¿El INAES es el responsable de la adversa situación económico-financiera de la cooperativa lactea SanCor?


Escribe ROBERTO MOLINA

Los profesionales del derecho que se desenvuelven en el cooperativismo argentino, por lo general, son sobrios y bien ubicados cuando deben expresarse con respecto a situaciones que acontecen en el ámbito de las entidades de la economía social.

Pero, claro, eso no quiere decir que todos respeten a rajatabla esos lineamientos. Por ahí suele aparecer alguno que se descuelga con expresiones alejadas de la realidad, que aparecen como inexplicables cuando provienen de un profesional del derecho.

Tal es el caso de Roberto Fermin Bertossi, un abogado que ostenta larga trayectoria en el sector y que registra algunas otras expresiones descolgadas. Ahora afirma que “el INAES pudo evitar la crisis de SanCor” (¡¡??). Y hace responsable al organismo de control por la situación de esa entidad.

Este señor afirma que tanto el INAES como los órganos competentes de Córdoba y Santa Fe “son los primeros responsables de la crisis y suerte final de SanCor” (¡¡??).

Añade Bertossi que “ellos debieron verificar oportunamente el cumplimiento de la ley, estatuto y reglamentos” y agrega que “si los organismos de control hubieran ejercido plenamente “en tiempo y forma” sus vastísimas facultades, atribuciones, competencias y potestades, SanCor no hubiera caído al penoso estado actual”.

Seguramente, este profesional ignora que SanCor tiene toda su documentación al día en el INAES y que ahí concluye la función del organismo de control.

¿Bertossi pensará que el INAES tiene que controlar todas y cada una de las decisiones empresariales que tomen los directivos de la cooperativa láctea? Esa no es la función del organismo nacional ni de los órganos competentes provinciales.

Un profesional del derecho no puede publicar esas expresiones, porque queda en evidencia su desconocimiento de lo que verdaderamente ha sucedido en SanCor.

“El pueblo argentino está harto y demasiado pobre para continuar afrontando recurrentes salvatajes financieros provocados por los inútiles y corruptos de siempre”, puntualiza Bertossi en otro párrafo. ¿Se referirá a los directivos de SanCor?

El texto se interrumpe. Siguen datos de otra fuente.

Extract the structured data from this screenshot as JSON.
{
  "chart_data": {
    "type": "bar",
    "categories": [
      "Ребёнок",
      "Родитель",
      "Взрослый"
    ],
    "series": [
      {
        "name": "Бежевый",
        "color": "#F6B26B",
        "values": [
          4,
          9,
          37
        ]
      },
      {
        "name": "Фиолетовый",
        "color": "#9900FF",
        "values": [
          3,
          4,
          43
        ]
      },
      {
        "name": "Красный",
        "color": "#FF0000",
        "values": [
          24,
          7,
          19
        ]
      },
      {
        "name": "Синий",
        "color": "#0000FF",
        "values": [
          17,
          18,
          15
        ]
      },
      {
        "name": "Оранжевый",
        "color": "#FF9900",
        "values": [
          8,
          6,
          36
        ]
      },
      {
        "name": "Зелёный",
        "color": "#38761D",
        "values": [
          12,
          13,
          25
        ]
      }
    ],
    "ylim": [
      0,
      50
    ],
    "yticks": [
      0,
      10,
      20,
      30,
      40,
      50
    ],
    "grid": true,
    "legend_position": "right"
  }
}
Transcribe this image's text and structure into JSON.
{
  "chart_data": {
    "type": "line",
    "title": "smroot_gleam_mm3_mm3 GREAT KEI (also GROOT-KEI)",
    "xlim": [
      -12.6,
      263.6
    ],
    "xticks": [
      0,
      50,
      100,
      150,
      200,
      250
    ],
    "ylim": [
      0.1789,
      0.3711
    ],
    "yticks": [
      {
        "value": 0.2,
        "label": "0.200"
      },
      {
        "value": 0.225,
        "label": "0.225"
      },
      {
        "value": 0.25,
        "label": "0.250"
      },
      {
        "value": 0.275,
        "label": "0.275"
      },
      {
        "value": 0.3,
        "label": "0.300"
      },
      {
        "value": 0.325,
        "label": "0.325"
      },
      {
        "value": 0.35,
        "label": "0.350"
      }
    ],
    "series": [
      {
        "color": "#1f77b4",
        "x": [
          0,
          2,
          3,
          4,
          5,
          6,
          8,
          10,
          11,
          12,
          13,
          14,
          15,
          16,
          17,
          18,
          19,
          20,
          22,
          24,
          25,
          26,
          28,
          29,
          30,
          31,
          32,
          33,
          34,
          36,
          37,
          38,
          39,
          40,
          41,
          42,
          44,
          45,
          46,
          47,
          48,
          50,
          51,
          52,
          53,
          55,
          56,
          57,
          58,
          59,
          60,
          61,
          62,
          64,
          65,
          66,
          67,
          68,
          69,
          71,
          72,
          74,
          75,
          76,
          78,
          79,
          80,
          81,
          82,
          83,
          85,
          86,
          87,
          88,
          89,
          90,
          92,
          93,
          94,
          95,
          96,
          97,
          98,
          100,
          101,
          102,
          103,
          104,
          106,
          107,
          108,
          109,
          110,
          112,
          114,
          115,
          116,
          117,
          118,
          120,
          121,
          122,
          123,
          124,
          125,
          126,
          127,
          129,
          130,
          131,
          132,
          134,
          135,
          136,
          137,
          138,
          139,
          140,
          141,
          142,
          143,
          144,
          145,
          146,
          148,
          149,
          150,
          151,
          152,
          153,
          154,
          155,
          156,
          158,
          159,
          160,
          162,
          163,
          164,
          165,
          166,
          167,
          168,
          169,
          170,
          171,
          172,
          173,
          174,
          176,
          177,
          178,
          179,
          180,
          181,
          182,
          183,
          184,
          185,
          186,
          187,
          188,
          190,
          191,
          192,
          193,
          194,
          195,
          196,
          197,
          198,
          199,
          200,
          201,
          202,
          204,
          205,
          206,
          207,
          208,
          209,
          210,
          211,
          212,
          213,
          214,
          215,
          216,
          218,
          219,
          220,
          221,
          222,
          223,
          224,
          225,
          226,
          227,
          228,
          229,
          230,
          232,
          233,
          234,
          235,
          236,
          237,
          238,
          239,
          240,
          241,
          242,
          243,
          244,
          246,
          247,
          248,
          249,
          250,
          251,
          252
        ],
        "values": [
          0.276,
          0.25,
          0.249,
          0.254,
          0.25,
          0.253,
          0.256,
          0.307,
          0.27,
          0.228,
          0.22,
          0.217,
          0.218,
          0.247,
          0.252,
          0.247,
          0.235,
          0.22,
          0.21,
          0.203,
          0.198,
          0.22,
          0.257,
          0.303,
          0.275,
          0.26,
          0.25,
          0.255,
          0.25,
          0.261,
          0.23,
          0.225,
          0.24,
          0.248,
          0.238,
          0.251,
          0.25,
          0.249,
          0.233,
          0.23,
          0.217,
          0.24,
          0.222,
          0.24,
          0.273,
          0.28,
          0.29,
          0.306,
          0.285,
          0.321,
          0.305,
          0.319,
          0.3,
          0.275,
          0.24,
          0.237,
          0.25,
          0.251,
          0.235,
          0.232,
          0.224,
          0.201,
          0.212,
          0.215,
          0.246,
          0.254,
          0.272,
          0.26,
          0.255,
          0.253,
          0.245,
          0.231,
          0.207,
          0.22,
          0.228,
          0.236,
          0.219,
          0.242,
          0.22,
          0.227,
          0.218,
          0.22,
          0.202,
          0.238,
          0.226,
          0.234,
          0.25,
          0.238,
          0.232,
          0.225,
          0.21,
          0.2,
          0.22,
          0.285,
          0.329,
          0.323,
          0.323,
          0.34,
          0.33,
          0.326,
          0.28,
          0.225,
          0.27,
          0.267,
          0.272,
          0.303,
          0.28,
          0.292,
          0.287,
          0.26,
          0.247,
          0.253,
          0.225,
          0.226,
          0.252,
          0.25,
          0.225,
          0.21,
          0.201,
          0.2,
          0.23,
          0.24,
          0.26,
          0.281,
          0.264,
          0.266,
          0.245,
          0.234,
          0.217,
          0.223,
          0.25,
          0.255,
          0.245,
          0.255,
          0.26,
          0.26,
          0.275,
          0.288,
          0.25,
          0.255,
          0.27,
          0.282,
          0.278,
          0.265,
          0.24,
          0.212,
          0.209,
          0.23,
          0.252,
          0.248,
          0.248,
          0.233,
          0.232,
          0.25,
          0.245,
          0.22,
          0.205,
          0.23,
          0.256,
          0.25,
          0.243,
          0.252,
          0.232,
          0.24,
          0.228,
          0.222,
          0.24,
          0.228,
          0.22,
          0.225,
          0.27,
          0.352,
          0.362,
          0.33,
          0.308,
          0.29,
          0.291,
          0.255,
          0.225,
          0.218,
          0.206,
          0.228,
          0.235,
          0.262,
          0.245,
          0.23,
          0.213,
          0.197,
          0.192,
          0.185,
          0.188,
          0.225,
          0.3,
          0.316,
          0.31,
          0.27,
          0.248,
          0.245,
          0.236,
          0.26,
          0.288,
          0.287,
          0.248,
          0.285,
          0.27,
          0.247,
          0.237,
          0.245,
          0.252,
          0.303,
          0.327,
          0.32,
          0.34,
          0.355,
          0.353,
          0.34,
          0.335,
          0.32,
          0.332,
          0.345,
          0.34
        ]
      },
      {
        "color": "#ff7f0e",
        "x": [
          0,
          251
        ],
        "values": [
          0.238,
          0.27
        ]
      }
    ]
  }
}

Se refiere luego a “la pereza” del INAES y de los órganos locales, asegurando que están “sin independencia política, sin integridad profesional, sin conocimientos cooperativos, sin competencia técnica, sin ética ni imparcialidad de sus autoridades corporativas”.

Y concluye expresando: “Ahora podemos identificar, inmovilizar, denunciar y condenar a todos y cada uno de sus responsables directos e indirectos, porque esta vez su flagrante y crónico incumplimiento de deberes públicos no podrá eludir la ley en sus artículos 248 y 249 del Código Penal”.

Evidentemente, Bertossi tuvo un mal día y se descolgó con expresiones propias de quien desconoce la problemática de los desaciertos de los directivos de SanCor.